Uttara Finance and Investments Limited
- Industry: Financial services
- Founded: 1995; 31 years ago
- Headquarters: Dhaka, Bangladesh
- Website: uttarafinance.com

= Uttara Finance and Investments Limited =

Non-bank financial institution

Uttara Finance and Investments Limited, also known as UFIL, is a major non-bank financial institution in Bangladesh. is the chairman of Uttara Finance and Investments Limited. It is owned by the owners of Uttara Group of Companies.

The former managing director of Uttara Finance and Investments Limited, SM Shamsul Arefin, was removed by Bangladesh Bank over financial irregularities. Following a Bangladesh Bank investigation which found evidence of a 51 billion BDT scam.

== History ==
Uttara Finance and Investments Limited was established on 7 May 1995.

On 31 August and 7 September 1977, Uttara Finance and Investments Limited listed on the Chittagong Stock Exchange and Dhaka Stock Exchange respectively.

In May 2005, Uttara Finance and Investments Limited announced a 15 per cent cash dividend and a 10 per cent stock dividend for the 2004 financial year. The next year it provided a 25 per cent cash dividend.

On 14 July 2011, Uttara Finance and Investments Limited opened a branch in Bogra.

Uttara Finance and Investments Limited announced a 10 per cent stock dividend and 20 per cent cash dividend for the 2012 fiscal year.

In 2018, Uttara Finance and Investments Limited purchased 9.41 per cent shares of Beka Garments and Textiles which nearly collapsed by 2023. The Bangladesh Export Processing Zones Authority found production closed and called for the auction of the factory due to non-payment of rent. The Business Standard could not reach its chairman Micky Diaz who had raised 600 million BDT by selling shares of the company.

Bangladesh Bank began an investigation into Uttara Finance and Investments Limited in 2020. In 2021, Dhaka Tribune reported Uttara Finance and Investments Limited was providing depositors money as loans to companies owned by directors of Uttara Finance and Investments Limited.

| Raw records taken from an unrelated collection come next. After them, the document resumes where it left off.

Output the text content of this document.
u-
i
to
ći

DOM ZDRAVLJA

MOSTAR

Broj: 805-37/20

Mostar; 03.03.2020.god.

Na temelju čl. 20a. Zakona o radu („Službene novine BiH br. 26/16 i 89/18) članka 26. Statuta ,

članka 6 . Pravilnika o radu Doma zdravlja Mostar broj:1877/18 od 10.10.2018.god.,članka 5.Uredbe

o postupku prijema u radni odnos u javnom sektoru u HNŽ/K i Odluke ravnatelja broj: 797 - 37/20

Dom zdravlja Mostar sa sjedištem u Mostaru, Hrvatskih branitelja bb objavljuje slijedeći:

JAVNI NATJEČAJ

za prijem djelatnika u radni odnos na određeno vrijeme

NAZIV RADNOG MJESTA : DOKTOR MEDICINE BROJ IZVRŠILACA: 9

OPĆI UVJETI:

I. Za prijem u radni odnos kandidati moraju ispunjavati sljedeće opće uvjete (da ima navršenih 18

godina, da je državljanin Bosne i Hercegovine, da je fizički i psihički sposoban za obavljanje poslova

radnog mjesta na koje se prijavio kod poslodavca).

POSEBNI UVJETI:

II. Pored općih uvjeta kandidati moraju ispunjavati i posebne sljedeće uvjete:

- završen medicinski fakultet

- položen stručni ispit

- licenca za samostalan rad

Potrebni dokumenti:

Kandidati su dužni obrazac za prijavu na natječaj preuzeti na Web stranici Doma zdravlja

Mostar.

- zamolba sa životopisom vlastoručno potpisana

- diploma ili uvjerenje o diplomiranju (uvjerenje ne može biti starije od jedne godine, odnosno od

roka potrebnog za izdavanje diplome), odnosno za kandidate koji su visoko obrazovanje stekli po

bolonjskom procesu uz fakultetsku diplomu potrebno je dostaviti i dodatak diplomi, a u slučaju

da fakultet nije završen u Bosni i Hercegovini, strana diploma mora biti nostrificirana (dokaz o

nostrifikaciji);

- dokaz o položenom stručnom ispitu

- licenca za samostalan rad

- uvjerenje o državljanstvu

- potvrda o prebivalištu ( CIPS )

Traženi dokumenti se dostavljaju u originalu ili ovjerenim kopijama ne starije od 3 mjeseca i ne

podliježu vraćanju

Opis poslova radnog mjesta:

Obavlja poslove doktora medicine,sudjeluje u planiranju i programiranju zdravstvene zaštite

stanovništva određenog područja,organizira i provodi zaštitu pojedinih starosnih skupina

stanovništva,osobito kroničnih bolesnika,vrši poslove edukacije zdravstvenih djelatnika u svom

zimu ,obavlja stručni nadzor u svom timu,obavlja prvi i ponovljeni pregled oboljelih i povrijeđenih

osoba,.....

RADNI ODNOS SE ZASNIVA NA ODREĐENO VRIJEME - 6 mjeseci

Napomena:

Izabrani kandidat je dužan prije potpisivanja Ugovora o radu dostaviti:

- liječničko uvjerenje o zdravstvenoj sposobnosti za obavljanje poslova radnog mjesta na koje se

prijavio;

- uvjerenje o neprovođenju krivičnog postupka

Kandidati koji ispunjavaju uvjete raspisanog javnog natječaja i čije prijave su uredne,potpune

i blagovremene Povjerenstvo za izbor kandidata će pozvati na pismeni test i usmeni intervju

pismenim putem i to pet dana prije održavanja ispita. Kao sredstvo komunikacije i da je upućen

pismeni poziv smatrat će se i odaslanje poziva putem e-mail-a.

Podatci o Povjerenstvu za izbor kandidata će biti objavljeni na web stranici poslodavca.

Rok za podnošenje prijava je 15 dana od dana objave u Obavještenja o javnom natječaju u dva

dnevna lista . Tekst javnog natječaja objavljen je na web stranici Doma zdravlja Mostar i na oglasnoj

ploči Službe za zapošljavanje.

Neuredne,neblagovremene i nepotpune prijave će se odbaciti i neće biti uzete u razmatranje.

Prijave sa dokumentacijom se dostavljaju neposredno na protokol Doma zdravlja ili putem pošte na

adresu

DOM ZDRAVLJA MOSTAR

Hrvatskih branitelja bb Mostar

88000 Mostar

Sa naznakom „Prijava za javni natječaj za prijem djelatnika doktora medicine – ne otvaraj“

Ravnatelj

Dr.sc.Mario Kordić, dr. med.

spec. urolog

Bangladesh Bank removed the managing director of Uttara Finance, SM Shamsul Arefin, on 23 June over irregularities and the asked the financial institution to begin legal proceedings against him. Uttara Finance asked the Anti-Corruption Commission to prevent SM Shamsul Arefin from leaving the country. Bangladesh Bank dissolved the board of directors of Uttara Finance and Investments Limited on 28 December 2022 after it found 51 billion BDT in irregular transactions. The majority of the irregular loans, not recorded in public statements, went to various subsidiaries of Uttara Group of Industries, which was owned by the directors of Uttara Finance and Investments Limited. It found the involvement of Mujibur Rahman, director of Uttara Finance and Investments Limited and managing director of a number of subsidiaries of Uttara Group of Industries. Fake deposits receipts worth 2.36 billion BDT were created under the name of Bluechip Securities; Mujibur Rahman was the managing director of Bluechip Securities. Bangladesh Bank had sought a list of directors of Uttara Finance from Bangladesh Securities and Exchange Commission in November. Bangladesh Bank removed chairman of the board of directors of Uttara Finance Rashidul Hasan and Vice Chairman Matiur Rahman. It also removed board members Kazi Imdad Hossain, Nayeemur Rahman, and Zakia Rahman. Dhaka Metropolitan Senior Special Judge, Md Asaduzzaman, issued a travel ban against them, Mohammad Mainuddin, and Anil Chandra Das following a petition of the Anti-Corruption Commission. The Bangladesh Securities and Exchange Commission appointed 12 independent directors to Uttara Finance and Investments Limited including Major General Mohammad Maksudur Rahman as chairman.

In February 2023, Justice Khizir Ahmed Choudhury of Bangladesh High Court rejected a petition by SM Shamsul Arefin, former chairman of Uttara Finance and Investments Limited, seeking the dissolution of Uttara Finance and Investments Limited.